Of course the Muslim League credentials as the “founding” party of Pakistan have been marred by its historical tendency to splinter and metamorphose to suit itself to the latest whims of the establishment. The big bait dangling before the potential party fugitives is the Pakistan Tehreek-e-Insaf (PTI) of Imran Khan who often informs the nation in his many tweets that numberless PMLN leaders are abjectly knocking at his party’s door. But the case being built by Mian Maneka can’t be ignored either. However, it is difficult to visualize how the rush to join it will materialize unless the establishment signals PMLQ as its favorite and not PTI. Mian Maneka of course presumes that PMLN has a firm identity preventing its politicians from bending the knee to a larger-than-life leader pledging “across-the-board” accountability after coming to power.
The media, as the bent oracle of the powers-that-be, has signaled green for Imran Khan’s PTI, which has responded by spreading out into Sindh and challenging the Pakistan Peoples Party (PPP) in a couple of interior cities where the urban Sindhi is disgusted by current governance.
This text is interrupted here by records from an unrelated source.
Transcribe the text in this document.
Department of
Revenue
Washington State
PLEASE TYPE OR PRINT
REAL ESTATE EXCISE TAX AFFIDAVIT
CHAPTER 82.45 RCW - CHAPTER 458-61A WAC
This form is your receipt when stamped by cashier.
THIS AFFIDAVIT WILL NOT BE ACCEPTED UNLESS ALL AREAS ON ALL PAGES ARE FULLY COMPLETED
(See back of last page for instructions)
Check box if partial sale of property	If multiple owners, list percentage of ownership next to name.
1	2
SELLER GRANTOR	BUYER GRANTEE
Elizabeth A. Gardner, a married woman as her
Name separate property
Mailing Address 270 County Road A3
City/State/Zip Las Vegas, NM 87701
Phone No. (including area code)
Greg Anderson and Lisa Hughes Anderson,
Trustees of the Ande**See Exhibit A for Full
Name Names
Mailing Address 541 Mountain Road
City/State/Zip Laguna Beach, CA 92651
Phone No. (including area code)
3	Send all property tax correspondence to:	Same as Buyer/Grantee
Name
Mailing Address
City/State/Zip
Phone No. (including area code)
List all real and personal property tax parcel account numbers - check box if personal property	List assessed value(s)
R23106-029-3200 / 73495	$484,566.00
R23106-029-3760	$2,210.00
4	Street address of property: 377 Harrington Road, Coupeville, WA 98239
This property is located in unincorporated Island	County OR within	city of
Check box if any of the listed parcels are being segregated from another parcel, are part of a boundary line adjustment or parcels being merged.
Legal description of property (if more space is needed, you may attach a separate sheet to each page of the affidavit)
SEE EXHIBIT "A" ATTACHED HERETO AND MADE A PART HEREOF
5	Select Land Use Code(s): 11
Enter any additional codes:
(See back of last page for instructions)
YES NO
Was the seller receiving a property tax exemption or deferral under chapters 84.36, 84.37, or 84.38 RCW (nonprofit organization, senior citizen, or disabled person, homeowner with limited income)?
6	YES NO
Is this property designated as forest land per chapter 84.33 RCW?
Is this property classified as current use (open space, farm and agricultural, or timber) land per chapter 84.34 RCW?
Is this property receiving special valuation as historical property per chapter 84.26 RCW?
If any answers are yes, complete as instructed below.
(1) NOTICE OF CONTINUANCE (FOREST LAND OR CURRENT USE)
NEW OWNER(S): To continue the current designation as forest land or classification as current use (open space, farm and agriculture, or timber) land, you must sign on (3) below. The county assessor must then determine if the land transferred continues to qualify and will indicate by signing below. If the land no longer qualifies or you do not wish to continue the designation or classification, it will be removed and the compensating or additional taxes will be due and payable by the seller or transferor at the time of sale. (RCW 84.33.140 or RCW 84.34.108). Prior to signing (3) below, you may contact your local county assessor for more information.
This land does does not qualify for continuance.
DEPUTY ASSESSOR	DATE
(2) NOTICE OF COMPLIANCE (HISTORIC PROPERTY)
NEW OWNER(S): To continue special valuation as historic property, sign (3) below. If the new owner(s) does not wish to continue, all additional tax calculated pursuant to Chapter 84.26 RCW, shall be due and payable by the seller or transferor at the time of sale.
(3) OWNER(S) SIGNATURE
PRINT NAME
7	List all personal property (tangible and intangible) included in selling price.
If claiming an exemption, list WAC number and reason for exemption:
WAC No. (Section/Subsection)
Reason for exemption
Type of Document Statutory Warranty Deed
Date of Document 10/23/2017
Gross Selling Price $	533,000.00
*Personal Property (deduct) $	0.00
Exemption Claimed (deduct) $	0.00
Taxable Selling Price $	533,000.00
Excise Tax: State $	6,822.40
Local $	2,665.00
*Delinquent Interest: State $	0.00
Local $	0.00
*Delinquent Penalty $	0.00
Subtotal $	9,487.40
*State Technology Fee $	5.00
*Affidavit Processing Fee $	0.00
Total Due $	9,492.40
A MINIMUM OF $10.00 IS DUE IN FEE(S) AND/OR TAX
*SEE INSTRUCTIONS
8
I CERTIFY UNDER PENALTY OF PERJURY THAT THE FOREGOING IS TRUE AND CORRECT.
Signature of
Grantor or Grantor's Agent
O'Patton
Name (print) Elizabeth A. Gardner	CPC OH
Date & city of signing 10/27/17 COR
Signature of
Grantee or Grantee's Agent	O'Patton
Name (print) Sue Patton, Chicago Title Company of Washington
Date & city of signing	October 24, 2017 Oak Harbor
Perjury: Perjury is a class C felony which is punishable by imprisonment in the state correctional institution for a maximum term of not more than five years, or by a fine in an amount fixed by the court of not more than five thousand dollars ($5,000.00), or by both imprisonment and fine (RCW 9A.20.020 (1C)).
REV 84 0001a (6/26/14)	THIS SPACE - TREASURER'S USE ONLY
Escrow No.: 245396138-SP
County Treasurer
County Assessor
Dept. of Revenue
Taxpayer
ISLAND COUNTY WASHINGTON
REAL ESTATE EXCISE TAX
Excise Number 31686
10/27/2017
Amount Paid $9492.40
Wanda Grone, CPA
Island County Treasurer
The Mutahidda Qaumi Movement (MQM) is being molded into splinters rebelling against the party founder and coming together as “non-migrants” free of the blot of secret links with India’s secret agency, RAW. The TV channels have been, by and large, converted and the line carried by them is not favoring PMLQ as the next ruling party. If PMLN—under Shahbaz Sharif?—loses in Punjab in the coming elections the time to opt for its next identity-switch for survival will be at hand.